Alex Kostogriz is Associate Professor in TESOL and literacy education at Deakin University. He has published widely on issues of diversity, ethics and professional practice of teachers and teacher educators. Addressing these issues, he has argued the case for Thirdspace pedagogy, development of transcultural literacy, and education that is more hospitable and responsive to the other. He has co-edited Dimensions of Professional Learning (2007) and Linguistically and Culturally Diverse Classrooms (2009), as well as special issues of numerous journals on teaching and learning in multicultural conditions. His current research focuses on the preparation of teachers for work in socially and culturally diverse schools and on the effects of standards-based reforms in education on the professional practice and ethics of teachers.

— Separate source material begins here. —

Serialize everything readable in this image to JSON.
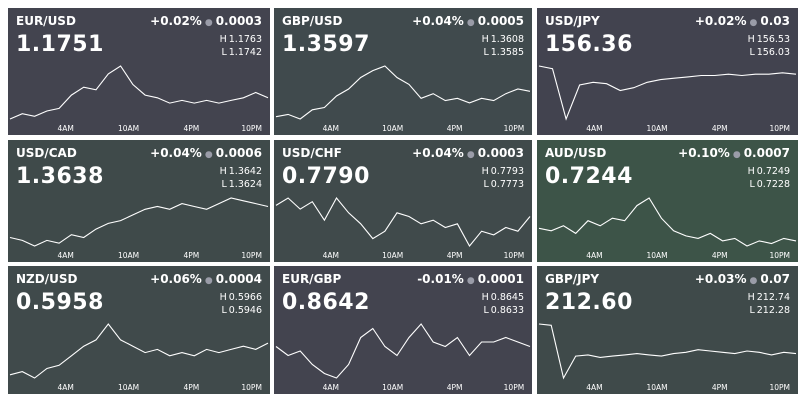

Brenton Doecke is a Professor of Education in the Faculty of Arts and Education at Deakin University. He is a life member of both the Australian Association for the Teaching of English (AATE) and the Victorian Association for the Teaching of English (VATE). Brenton has written extensively on English curriculum and pedagogy, and is a former editor of English in Australia, the journal of the Australian Association for the Teaching of English (AATE). He played a major role in the development of the Standards for Teachers of English Language and Literacy in Australia (STELLA) and has since engaged in research on the impact of standards-based reforms on the professional identity and practice of English teachers.